Every now and then I get an itch that can only be relieved by a giallo. For the uninitiated, giallo films were murder mysteries made in Italy predominantly in the early to mid 70’s. They were often very stylish with bombastic soundtracks, lurid murder scenes, beautiful women, and impressive cinematography. They were often more about style that substance and there is no substitute for them. Director Sergio Martino made a string of them in the 70’s with The Suspicious Death of A Minor being the last one. Thanks to Arrow Video, I was able to scratch my itch with it, directed by one of the masters of Italian cult cinema.
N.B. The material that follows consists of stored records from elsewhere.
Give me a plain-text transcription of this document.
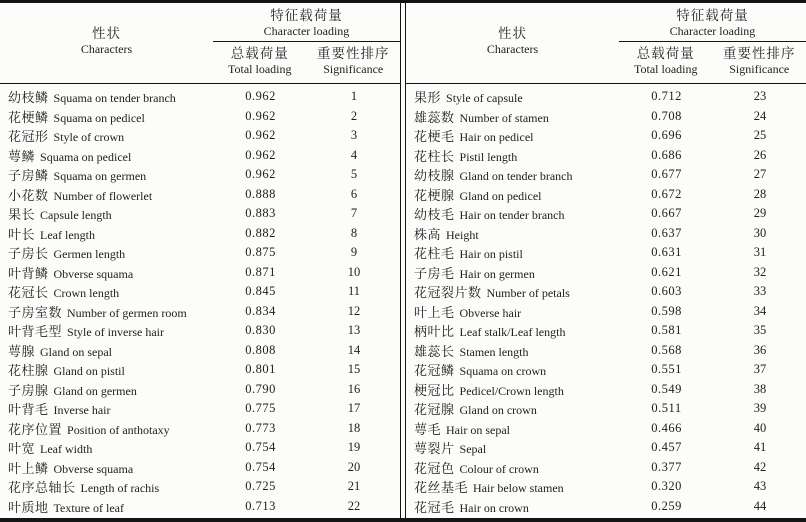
性状
Characters
特征载荷量
Character loading
总载荷量
Total loading
重要性排序
Significance
幼枝鳞 Squama on tender branch	0.962	1
花梗鳞 Squama on pedicel	0.962	2
花冠形 Style of crown	0.962	3
萼鳞 Squama on pedicel	0.962	4
子房鳞 Squama on germen	0.962	5
小花数 Number of flowerlet	0.888	6
果长 Capsule length	0.883	7
叶长 Leaf length	0.882	8
子房长 Germen length	0.875	9
叶背鳞 Obverse squama	0.871	10
花冠长 Crown length	0.845	11
子房室数 Number of germen room	0.834	12
叶背毛型 Style of inverse hair	0.830	13
萼腺 Gland on sepal	0.808	14
花柱腺 Gland on pistil	0.801	15
子房腺 Gland on germen	0.790	16
叶背毛 Inverse hair	0.775	17
花序位置 Position of anthotaxy	0.773	18
叶宽 Leaf width	0.754	19
叶上鳞 Obverse squama	0.754	20
花序总轴长 Length of rachis	0.725	21
叶质地 Texture of leaf	0.713	22
性状
Characters
特征载荷量
Character loading
总载荷量
Total loading
重要性排序
Significance
果形 Style of capsule	0.712	23
雄蕊数 Number of stamen	0.708	24
花梗毛 Hair on pedicel	0.696	25
花柱长 Pistil length	0.686	26
幼枝腺 Gland on tender branch	0.677	27
花梗腺 Gland on pedicel	0.672	28
幼枝毛 Hair on tender branch	0.667	29
株高 Height	0.637	30
花柱毛 Hair on pistil	0.631	31
子房毛 Hair on germen	0.621	32
花冠裂片数 Number of petals	0.603	33
叶上毛 Obverse hair	0.598	34
柄叶比 Leaf stalk/Leaf length	0.581	35
雄蕊长 Stamen length	0.568	36
花冠鳞 Squama on crown	0.551	37
梗冠比 Pedicel/Crown length	0.549	38
花冠腺 Gland on crown	0.511	39
萼毛 Hair on sepal	0.466	40
萼裂片 Sepal	0.457	41
花冠色 Colour of crown	0.377	42
花丝基毛 Hair below stamen	0.320	43
花冠毛 Hair on crown	0.259	44
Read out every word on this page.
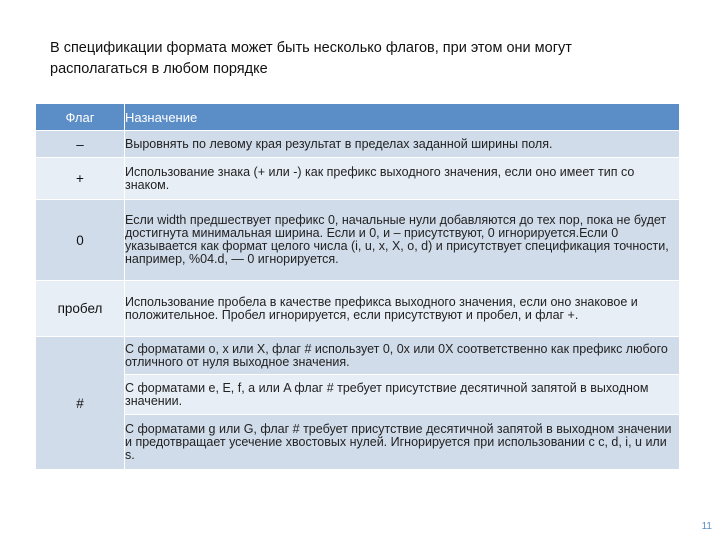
В спецификации формата может быть несколько флагов, при этом они могут
располагаться в любом порядке
Флаг	Назначение
–	Выровнять по левому края результат в пределах заданной ширины поля.
+	Использование знака (+ или -) как префикс выходного значения, если оно имеет тип со знаком.
0	Если width предшествует префикс 0, начальные нули добавляются до тех пор, пока не будет достигнута минимальная ширина. Если и 0, и – присутствуют, 0 игнорируется.Если 0 указывается как формат целого числа (i, u, x, X, o, d) и присутствует спецификация точности, например, %04.d, — 0 игнорируется.
пробел	Использование пробела в качестве префикса выходного значения, если оно знаковое и положительное. Пробел игнорируется, если присутствуют и пробел, и флаг +.
#	С форматами o, x или X, флаг # использует 0, 0x или 0X соответственно как префикс любого отличного от нуля выходное значения.
	С форматами e, E, f, a или A флаг # требует присутствие десятичной запятой в выходном значении.
	С форматами g или G, флаг # требует присутствие десятичной запятой в выходном значении и предотвращает усечение хвостовых нулей. Игнорируется при использовании с c, d, i, u или s.
11
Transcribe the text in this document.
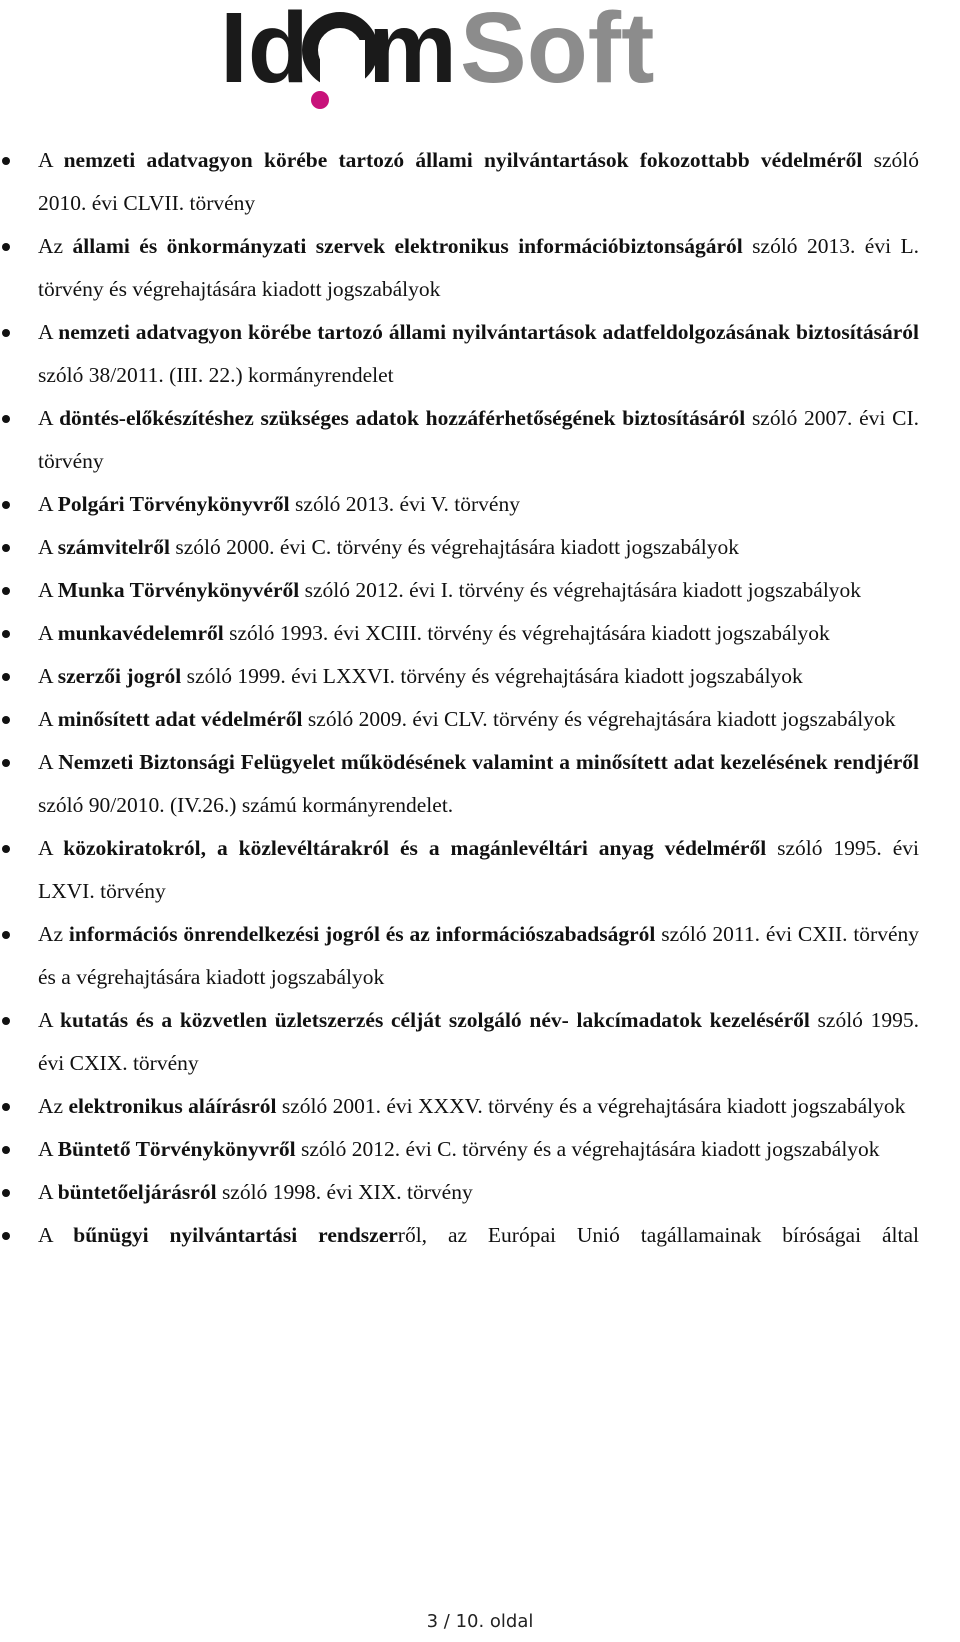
Id m Soft
A nemzeti adatvagyon körébe tartozó állami nyilvántartások fokozottabb védelméről szóló 2010. évi CLVII. törvény
Az állami és önkormányzati szervek elektronikus információbiztonságáról szóló 2013. évi L. törvény és végrehajtására kiadott jogszabályok
A nemzeti adatvagyon körébe tartozó állami nyilvántartások adatfeldolgozásának biztosításáról szóló 38/2011. (III. 22.) kormányrendelet
A döntés-előkészítéshez szükséges adatok hozzáférhetőségének biztosításáról szóló 2007. évi CI. törvény
A Polgári Törvénykönyvről szóló 2013. évi V. törvény
A számvitelről szóló 2000. évi C. törvény és végrehajtására kiadott jogszabályok
A Munka Törvénykönyvéről szóló 2012. évi I. törvény és végrehajtására kiadott jogszabályok
A munkavédelemről szóló 1993. évi XCIII. törvény és végrehajtására kiadott jogszabályok
A szerzői jogról szóló 1999. évi LXXVI. törvény és végrehajtására kiadott jogszabályok
A minősített adat védelméről szóló 2009. évi CLV. törvény és végrehajtására kiadott jogszabályok
A Nemzeti Biztonsági Felügyelet működésének valamint a minősített adat kezelésének rendjéről szóló 90/2010. (IV.26.) számú kormányrendelet.
A közokiratokról, a közlevéltárakról és a magánlevéltári anyag védelméről szóló 1995. évi LXVI. törvény
Az információs önrendelkezési jogról és az információszabadságról szóló 2011. évi CXII. törvény és a végrehajtására kiadott jogszabályok
A kutatás és a közvetlen üzletszerzés célját szolgáló név- lakcímadatok kezeléséről szóló 1995. évi CXIX. törvény
Az elektronikus aláírásról szóló 2001. évi XXXV. törvény és a végrehajtására kiadott jogszabályok
A Büntető Törvénykönyvről szóló 2012. évi C. törvény és a végrehajtására kiadott jogszabályok
A büntetőeljárásról szóló 1998. évi XIX. törvény
A bűnügyi nyilvántartási rendszerről, az Európai Unió tagállamainak bíróságai által
3 / 10. oldal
The Suspicious Death of a Minor (aka Too Young to Die) begins with a teenage girl at a dance who is terrified. She sits at a table in fear for her life. A rugged and handsome man (played by Claudio Cassinelli, Slave of the Cannibal God, Murder Rock) asks her to dance and she agrees. That is until she spots the reason for her fear: a hitman. She runs away and before the handsome man can catch up, the hitman slays her with a blade and runs off. As it turns out, this bespectacled handsome man is cop who is working for the department on an unofficial basis. He wants to know why she was slain and by whom. Such begins the mystery of the film that will eventually involve the help of a petty thief, a ring of child prostitution, regular prostitutes, car chases, roof chases, and shoot outs.
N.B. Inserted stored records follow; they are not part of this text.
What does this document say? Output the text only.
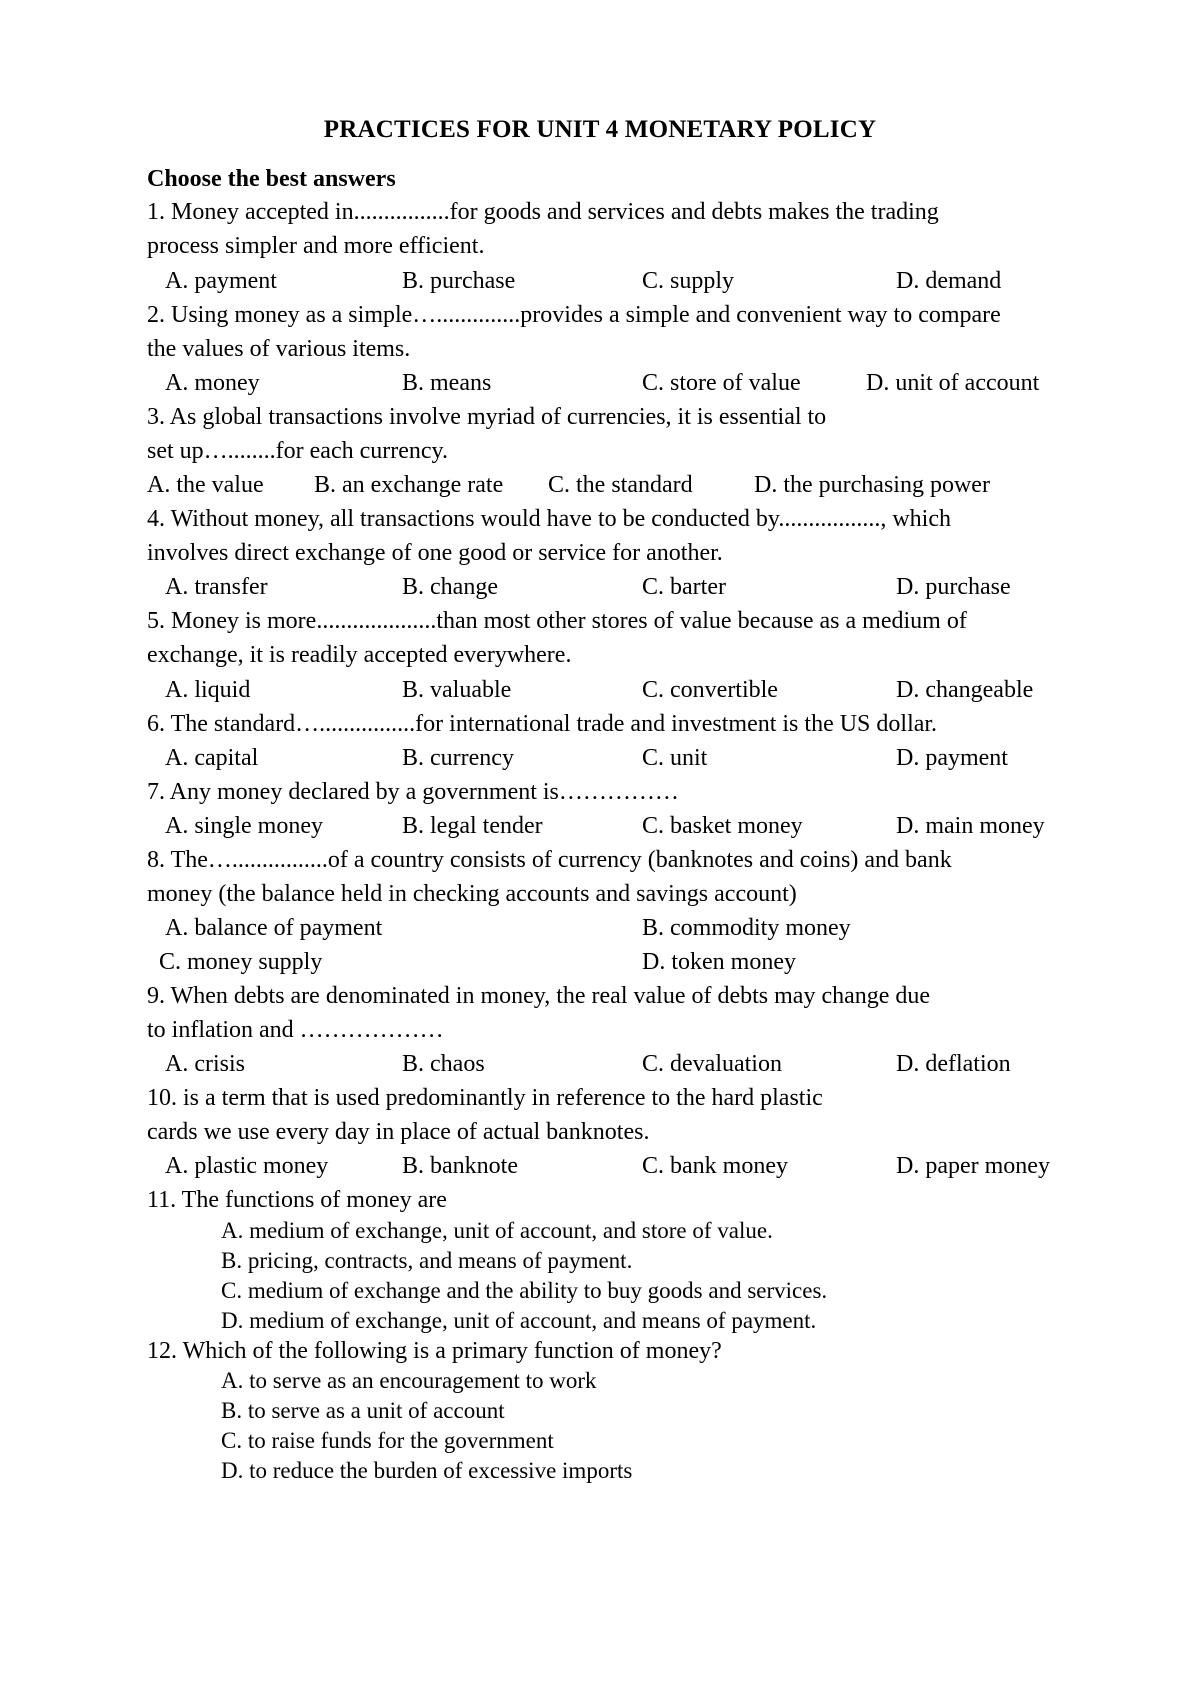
PRACTICES FOR UNIT 4 MONETARY POLICY
Choose the best answers
1. Money accepted in................for goods and services and debts makes the trading
process simpler and more efficient.
A. payment	B. purchase	C. supply	D. demand
2. Using money as a simple…..............provides a simple and convenient way to compare
the values of various items.
A. money	B. means	C. store of value	D. unit of account
3. As global transactions involve myriad of currencies, it is essential to
set up…........for each currency.
A. the value B. an exchange rate C. the standard	D. the purchasing power
4. Without money, all transactions would have to be conducted by................., which
involves direct exchange of one good or service for another.
A. transfer	B. change	C. barter	D. purchase
5. Money is more....................than most other stores of value because as a medium of
exchange, it is readily accepted everywhere.
A. liquid	B. valuable	C. convertible	D. changeable
6. The standard…................for international trade and investment is the US dollar.
A. capital	B. currency	C. unit	D. payment
7. Any money declared by a government is……………
A. single money	B. legal tender	C. basket money	D. main money
8. The…................of a country consists of currency (banknotes and coins) and bank
money (the balance held in checking accounts and savings account)
A. balance of payment	B. commodity money
C. money supply	D. token money
9. When debts are denominated in money, the real value of debts may change due
to inflation and ………………
A. crisis	B. chaos	C. devaluation	D. deflation
10. is a term that is used predominantly in reference to the hard plastic
cards we use every day in place of actual banknotes.
A. plastic money	B. banknote	C. bank money	D. paper money
11. The functions of money are
A. medium of exchange, unit of account, and store of value.
B. pricing, contracts, and means of payment.
C. medium of exchange and the ability to buy goods and services.
D. medium of exchange, unit of account, and means of payment.
12. Which of the following is a primary function of money?
A. to serve as an encouragement to work
B. to serve as a unit of account
C. to raise funds for the government
D. to reduce the burden of excessive imports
Now I know what you’re thinking, gee that doesn’t sound much like a giallo. You’re right. This film was made when the Poliziotteschi (Italian cop action/crime films) was starting to take over in the Italian box office so the film is really probably only 10% giallo, 80% Poliziotteschi, and 10% comedy. Still I found The Suspicious Death of a Minor to be a very satisfying watch. The score is heavily influenced by Goblin which I’m 100% ok with because it’s a great score. The plot is well written with some interesting twists and turns, plus it was written with action in mind so the film never becomes dull. Our hero is tough, smart, and funny, which makes for a satisfying leading man too. In fact, I would have liked to have seen more films set in this universe with this unofficial cop that can break all the rules to get his man. The killer is stoic and almost inhuman which makes him a frightening antagonist but really he’s just a weapon for an even more sleazy and evil man. The film manages to hit all the sweet spots of both genres: it features beautiful women being hunted, it has a memorable gialli soundtrack, it has a murder mystery but it also has action, car chases, shoot outs, and a tough guy lead. The comedy in the film at times undercuts the tension, such as placing wacky music and slapstick elements in what would have been a suspenseful car chase, but thankfully the comedy does not ruin the film. At times it even enhances the overall fun of the flick, though the usefulness of the comedic elements may vary by viewer tastes.
While not a full-on giallo, The Suspicious Death of a Minor is a great Italian horror/action/comedy that manages to be very satisfying on all fronts. It was written by Ernesto Gastaldi who also wrote Death Walks on High Heels and Death Walks at Midnight which are two of my favorite gialli. He also wrote All the Colors of the Night, Your Vice is a Locked Room and Only I have The Key, Torso, The Grand Duel, and many many other notable Italian genre films. Add The Suspicious Death of a Minor to his long list of successful screenplays.
It’s an odd duck of a movie but one that I found to be highly enjoyable. Well written, acted, and directed, it feels like a film that should have a better reputation (or a reputation at all) among cult cinema fans. The blu looks fantastic with a total restoration. The film is presented in original Italian and from what i could tell, all the actors speak Italian anyway. The film has a commentary track by Troy Howarth, and an interview with Sergio Martino and cinematographer Giancarlo Ferrando.
If you love Italian cinema of the 70’s, The Suspicious Death of a Minor is a a must see film. It’s a hybrid of genres that works very well, directed by a master of the genres.